I guess the hardest part for me is coming to terms with how lonely I am. I have great friends that I see often enough, but I have more friends that I feel like forget I exist until the next time they actually see me than friends that remember who I am. I have a lot of anxiety problems that I don’t talk about to anyone, because it’s easier for me to stress about something on my own than figure out how to talk to someone about them, some of which don’t even make sense when I try to verbalize them. Surely I’m not the only one who feels this way, I know.
But you know what? It’s okay to be unsure. It’s okay to feel lonely, because I know I won’t always feel like that and it makes me appreciate more the times when I’m not-so-lonely. It’s okay to have things about yourself that you want to work on or make better, but it’s hard not to overdo it sometimes.

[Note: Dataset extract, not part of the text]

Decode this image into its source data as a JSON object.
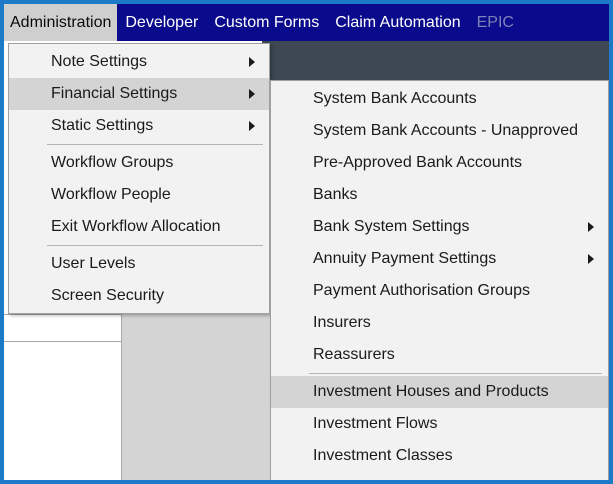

I’m not sure how to wrap this up, really. I’m trying to end it on a light note, but I don’t think it’s come across exactly how I’d like it to. Don’t think this is a ‘woe is me’ type post; it’s just me trying to figure things out on paper (on digital ‘paper’?) Please don't misunderstand any of this as conceit or a search for sympathy; I promise you it is neither. (Other than Mary and Kristina, I'm not even sure that anyone reads this, in which case, I suppose I'm worry-free!)
Anyway, I hope your night’s as cozy as mine is about to be. All wrapped up in blankets reading a lengthy, but interesting, biography about Lucrezia Borgia. Swoon!